Love & Sex
8 things you should do if you've been dumped
Hey you, just dumped and looking for some distraction? Don’t worry, I’m here to help you out. Almost nothing is as annoying as heartbreak, but repeat after me: it’s only temporary. Do you remember that Drake once left me hanging? Heartache, you don’t want to know. Locked myself up for days, Adele on repeat, thousands of tubs of Ben & Jerry’s and Magnum devoured… Ha, okay, all jokes aside, getting dumped really sucks. And to save yourself all those kilos that will accompany you after your ice cream overdose, here are the things you should do when you’ve just been dumped.
- Plan a movie date night with your best friends.
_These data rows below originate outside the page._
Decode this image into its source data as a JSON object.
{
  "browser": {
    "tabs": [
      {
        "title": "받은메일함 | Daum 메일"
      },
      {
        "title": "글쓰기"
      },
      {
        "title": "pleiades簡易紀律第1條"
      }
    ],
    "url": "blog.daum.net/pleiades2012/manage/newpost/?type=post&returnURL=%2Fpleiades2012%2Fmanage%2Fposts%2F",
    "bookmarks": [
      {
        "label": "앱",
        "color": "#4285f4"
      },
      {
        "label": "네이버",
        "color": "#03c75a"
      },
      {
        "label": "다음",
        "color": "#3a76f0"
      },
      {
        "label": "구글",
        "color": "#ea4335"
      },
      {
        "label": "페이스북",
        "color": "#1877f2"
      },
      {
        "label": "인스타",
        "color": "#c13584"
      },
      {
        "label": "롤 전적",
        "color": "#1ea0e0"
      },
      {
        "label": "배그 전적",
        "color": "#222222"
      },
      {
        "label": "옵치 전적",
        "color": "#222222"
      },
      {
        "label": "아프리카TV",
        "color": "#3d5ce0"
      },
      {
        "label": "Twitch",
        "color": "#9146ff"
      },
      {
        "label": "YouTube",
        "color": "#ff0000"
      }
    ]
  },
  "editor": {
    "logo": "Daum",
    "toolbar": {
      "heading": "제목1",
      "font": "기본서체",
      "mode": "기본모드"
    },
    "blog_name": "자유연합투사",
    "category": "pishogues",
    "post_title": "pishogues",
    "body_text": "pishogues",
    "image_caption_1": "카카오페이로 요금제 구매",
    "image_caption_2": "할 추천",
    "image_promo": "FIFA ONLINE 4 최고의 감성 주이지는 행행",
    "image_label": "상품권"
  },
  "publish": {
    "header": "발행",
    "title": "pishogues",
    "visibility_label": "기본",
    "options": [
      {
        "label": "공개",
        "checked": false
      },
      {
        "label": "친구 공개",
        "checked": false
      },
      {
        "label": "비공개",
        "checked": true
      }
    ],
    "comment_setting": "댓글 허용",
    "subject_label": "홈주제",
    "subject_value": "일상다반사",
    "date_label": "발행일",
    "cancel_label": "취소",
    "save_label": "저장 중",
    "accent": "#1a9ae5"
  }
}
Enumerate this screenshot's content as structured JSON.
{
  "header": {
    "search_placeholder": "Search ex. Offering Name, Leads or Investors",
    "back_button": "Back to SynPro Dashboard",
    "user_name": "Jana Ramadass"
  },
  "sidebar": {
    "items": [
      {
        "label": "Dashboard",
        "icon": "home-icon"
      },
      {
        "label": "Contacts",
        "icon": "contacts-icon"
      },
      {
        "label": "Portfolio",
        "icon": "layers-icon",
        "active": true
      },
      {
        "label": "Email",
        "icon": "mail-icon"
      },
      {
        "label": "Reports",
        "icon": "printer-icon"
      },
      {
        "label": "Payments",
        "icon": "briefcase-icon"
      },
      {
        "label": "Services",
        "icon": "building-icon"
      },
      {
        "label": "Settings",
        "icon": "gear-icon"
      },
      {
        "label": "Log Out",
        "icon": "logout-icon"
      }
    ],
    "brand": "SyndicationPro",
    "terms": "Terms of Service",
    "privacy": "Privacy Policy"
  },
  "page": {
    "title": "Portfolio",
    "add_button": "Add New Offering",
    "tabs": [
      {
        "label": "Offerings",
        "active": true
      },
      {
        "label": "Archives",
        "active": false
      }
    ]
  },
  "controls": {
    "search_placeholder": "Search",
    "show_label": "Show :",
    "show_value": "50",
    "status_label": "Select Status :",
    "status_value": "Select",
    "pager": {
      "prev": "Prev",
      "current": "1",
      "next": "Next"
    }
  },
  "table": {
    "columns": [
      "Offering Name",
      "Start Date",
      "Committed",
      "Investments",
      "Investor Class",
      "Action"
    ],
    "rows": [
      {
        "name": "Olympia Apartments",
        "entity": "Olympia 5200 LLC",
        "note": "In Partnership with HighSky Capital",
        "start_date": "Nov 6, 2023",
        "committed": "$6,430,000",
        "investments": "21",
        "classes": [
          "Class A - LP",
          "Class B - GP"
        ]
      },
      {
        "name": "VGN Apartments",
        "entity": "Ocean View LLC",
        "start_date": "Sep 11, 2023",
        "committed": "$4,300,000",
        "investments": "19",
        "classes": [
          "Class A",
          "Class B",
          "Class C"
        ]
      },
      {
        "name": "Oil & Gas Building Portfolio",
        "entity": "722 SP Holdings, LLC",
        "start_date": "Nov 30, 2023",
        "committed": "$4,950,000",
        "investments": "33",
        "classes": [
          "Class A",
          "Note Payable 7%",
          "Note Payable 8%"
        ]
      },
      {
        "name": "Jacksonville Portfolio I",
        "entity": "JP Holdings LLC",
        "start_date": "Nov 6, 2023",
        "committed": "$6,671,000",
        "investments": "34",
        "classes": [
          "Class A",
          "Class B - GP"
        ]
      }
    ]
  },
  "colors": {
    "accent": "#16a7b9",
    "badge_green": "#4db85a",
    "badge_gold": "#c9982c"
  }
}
Get wine and snacks (the cure to all broken hearts) and watch the best movies to get over your ex.
- Or go out with them. Put on your hottest outfit. Go dancing. Flirt with other guys. But um, make sure you don’t do any of this. They really don’t like that.
- Crying is okay. It has to come out anyway. I always say in English: you need to take time to wallow. As in: you just need to be sad and cry until you look just like Lauren Conrad in the scene in The Hills where she has a fight with Audrina and a mascara tear drips down her cheek.
- But if you’re going to cry, don’t do it all day long. Also add the ‘fake it ’til you make it’ mantra to your life. There has been research on this, and it seems that pretending you’re okay has a positive impact on your brain.
- Click that unfollow button on all his social media accounts. Bye Facebook, buh bye Instagram. You won’t run into that miserable face of his anymore (okay okay, a bit harsh, but you get the point). And stop stalking through your friends’ accounts.
- Go work out. Just ask Simoon, this is the ultimate outlet. I mean: living well is the best revenge, right? Hello, killer body!
- Tinder, Happn; all that online dating nonsense: download that stuff. A little attention from the male gender is a very nice confidence boost.
- Treat yourself to something new. Clothes, a weekend away, a Gucci bag… I mean: boyfriends are temporary, a bag is for life.
You are a queen. On to the next one.